There was always one minor mystery that nagged at me, though—why there had been such a craze for westerns during the 1950s. Hollywood produced more than 1,000 western movies during that decade.1,2
But it was the abundance of Westerns on television that puzzled me most. In 1959 alone, 30 westerns were featured in prime-time. …
Why so many westerns? I didn’t believe it was from public demand, because, as I pointed out in my post on the “Golden Age,” it has really always been agendas that have driven network programming, not “public opinion.” …

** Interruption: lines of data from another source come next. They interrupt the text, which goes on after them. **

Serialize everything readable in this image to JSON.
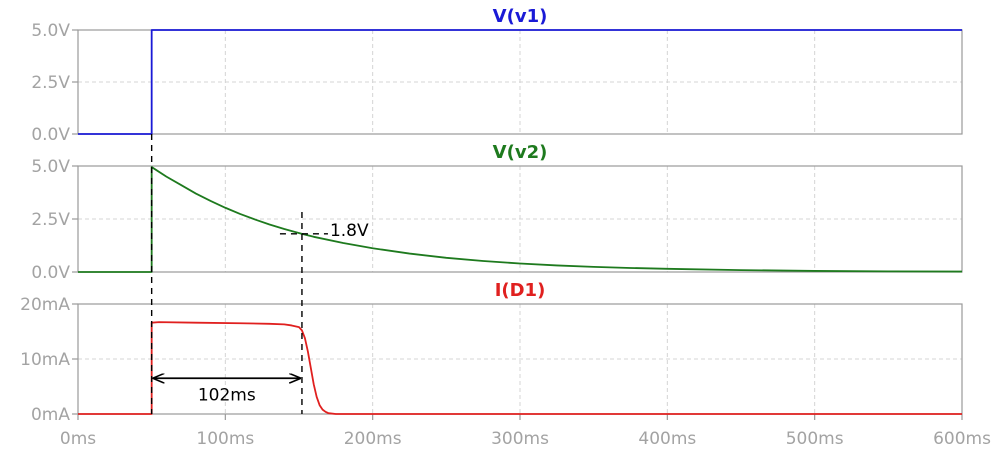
{
  "chart_data": {
    "type": "line",
    "x_axis": {
      "range": [
        0,
        600
      ],
      "unit": "ms",
      "ticks": [
        0,
        100,
        200,
        300,
        400,
        500,
        600
      ],
      "tick_labels": [
        "0ms",
        "100ms",
        "200ms",
        "300ms",
        "400ms",
        "500ms",
        "600ms"
      ]
    },
    "grid": true,
    "colors": {
      "v1": "#1a1ad6",
      "v2": "#1e7a1e",
      "d1": "#e0201f",
      "tick_text": "#a3a3a3",
      "grid": "#d4d4d4"
    },
    "panels": [
      {
        "id": "v1",
        "title": "V(v1)",
        "color": "#1a1ad6",
        "ylim": [
          0,
          5
        ],
        "y_ticks": [
          0,
          2.5,
          5
        ],
        "y_tick_labels": [
          "0.0V",
          "2.5V",
          "5.0V"
        ],
        "series": {
          "x": [
            0,
            50,
            50,
            600
          ],
          "y": [
            0,
            0,
            5,
            5
          ]
        }
      },
      {
        "id": "v2",
        "title": "V(v2)",
        "color": "#1e7a1e",
        "ylim": [
          0,
          5
        ],
        "y_ticks": [
          0,
          2.5,
          5
        ],
        "y_tick_labels": [
          "0.0V",
          "2.5V",
          "5.0V"
        ],
        "series": {
          "x": [
            0,
            50,
            50,
            60,
            70,
            80,
            90,
            100,
            110,
            120,
            130,
            140,
            152,
            160,
            180,
            200,
            225,
            250,
            275,
            300,
            325,
            350,
            375,
            400,
            450,
            500,
            550,
            600
          ],
          "y": [
            0,
            0,
            4.95,
            4.5,
            4.1,
            3.7,
            3.35,
            3.03,
            2.74,
            2.48,
            2.24,
            2.03,
            1.8,
            1.66,
            1.37,
            1.12,
            0.87,
            0.67,
            0.52,
            0.4,
            0.31,
            0.24,
            0.19,
            0.15,
            0.09,
            0.05,
            0.03,
            0.02
          ]
        }
      },
      {
        "id": "d1",
        "title": "I(D1)",
        "color": "#e0201f",
        "ylim": [
          0,
          20
        ],
        "y_ticks": [
          0,
          10,
          20
        ],
        "y_tick_labels": [
          "0mA",
          "10mA",
          "20mA"
        ],
        "series": {
          "x": [
            0,
            50,
            50,
            55,
            80,
            110,
            130,
            140,
            145,
            150,
            152,
            154,
            156,
            158,
            160,
            162,
            164,
            166,
            168,
            170,
            175,
            600
          ],
          "y": [
            0,
            0,
            16.6,
            16.7,
            16.6,
            16.5,
            16.4,
            16.3,
            16.1,
            15.8,
            15.2,
            13.8,
            11.4,
            8.4,
            5.4,
            3.1,
            1.6,
            0.8,
            0.4,
            0.15,
            0,
            0
          ]
        }
      }
    ],
    "annotations": {
      "marker_x": [
        50,
        152
      ],
      "v2_marker_label": "1.8V",
      "v2_marker_value": 1.8,
      "interval_label": "102ms",
      "interval_y": 6.5
    }
  }
}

I believe the basic purpose of the westerns craze was to de-sensitize the public to killing, to weaken respect for the Sixth Commandment, “Thou Shalt Not Kill.” Killing was made laudable. Of course, in the film or TV show, the killing would be made to look justifiable. And there is no question that, in real life, weapons sometimes have to be used in self-defense. Let’s just say the westerns went way overboard. Not that there wasn’t real lawlessness in the Old West, but this made it the perfect venue for dramatization of violence.
There were other genres, of course, that included killing, such as police shows, but on TV I think westerns won the body count prize.
During the sixties, westerns largely fell out of vogue. By 1969, by my count, the number had dropped from 30 to 6. Westerns had served their purpose, and the networks shifted from attacking the Sixth Commandment to the Seventh—“Thou Shalt Not Commit Adultery”—as the “new morality” of the “swinging sixties” was to be normalized for the public.